The top banks in Indonesia have steadily built up their balance sheets; however, their profitability is in decline. Joy Macknight reports.
Emerging markets everywhere are battening down the hatches to weather the brewing currency storm, and Indonesia is no exception. At the end of September – and ahead of the International Monetary Fund and World Bank meeting in Bali in October – Bank Indonesia raised its benchmark interest rate to 5.75%. This marks the fifth hike since May, for a total rise of 1.5%.
The central bank’s main aim is to shore up the rupiah in the face of a strengthening US dollar, which has been putting pressure on emerging market currencies. The rupiah has fallen nine per cent against the dollar this year, the worst performer in Asia after India’s rupee, according to Bloomberg.

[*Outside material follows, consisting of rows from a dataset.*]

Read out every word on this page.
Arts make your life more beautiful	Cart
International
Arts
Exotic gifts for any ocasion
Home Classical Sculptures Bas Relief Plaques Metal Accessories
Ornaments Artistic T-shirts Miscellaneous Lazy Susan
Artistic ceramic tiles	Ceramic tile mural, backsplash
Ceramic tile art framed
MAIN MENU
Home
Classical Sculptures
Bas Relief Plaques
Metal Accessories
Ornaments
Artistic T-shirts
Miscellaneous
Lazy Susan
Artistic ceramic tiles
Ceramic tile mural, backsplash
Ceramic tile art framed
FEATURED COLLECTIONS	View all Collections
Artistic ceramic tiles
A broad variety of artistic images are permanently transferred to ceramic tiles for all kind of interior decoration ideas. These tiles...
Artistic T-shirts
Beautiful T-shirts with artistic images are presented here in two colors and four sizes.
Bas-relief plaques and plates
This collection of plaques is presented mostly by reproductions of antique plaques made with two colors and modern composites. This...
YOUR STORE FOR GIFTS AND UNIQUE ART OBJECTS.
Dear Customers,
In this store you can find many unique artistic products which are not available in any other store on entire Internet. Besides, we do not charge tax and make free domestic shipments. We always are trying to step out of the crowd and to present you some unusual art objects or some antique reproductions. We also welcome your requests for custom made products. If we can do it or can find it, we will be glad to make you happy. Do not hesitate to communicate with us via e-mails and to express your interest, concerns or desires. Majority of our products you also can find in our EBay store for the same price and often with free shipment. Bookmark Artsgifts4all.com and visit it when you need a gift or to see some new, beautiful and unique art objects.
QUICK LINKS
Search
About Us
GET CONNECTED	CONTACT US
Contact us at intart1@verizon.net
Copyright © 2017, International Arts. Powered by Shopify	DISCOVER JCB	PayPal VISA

The good news is that the country’s top banks have been expanding their balance sheets over the past five years. Bank Rakyat Indonesia, the biggest bank in the country based on total assets, has seen an impressive 62% rise between 2013 and 2017, while Bank Mandiri and Bank Central Asia have seen more moderate – but still substantial – increases of 38% and 36%, respectively. Bank Negara Indonesia, in fourth place, saw the biggest increase in total assets, a 65% jump.
However, all four banks have seen a fall in profitability, as measured by return on assets, over the same period. Despite the downward trend, they remain well above the Asia-Pacific (excluding China and Japan) aggregate profitability of 0.82%.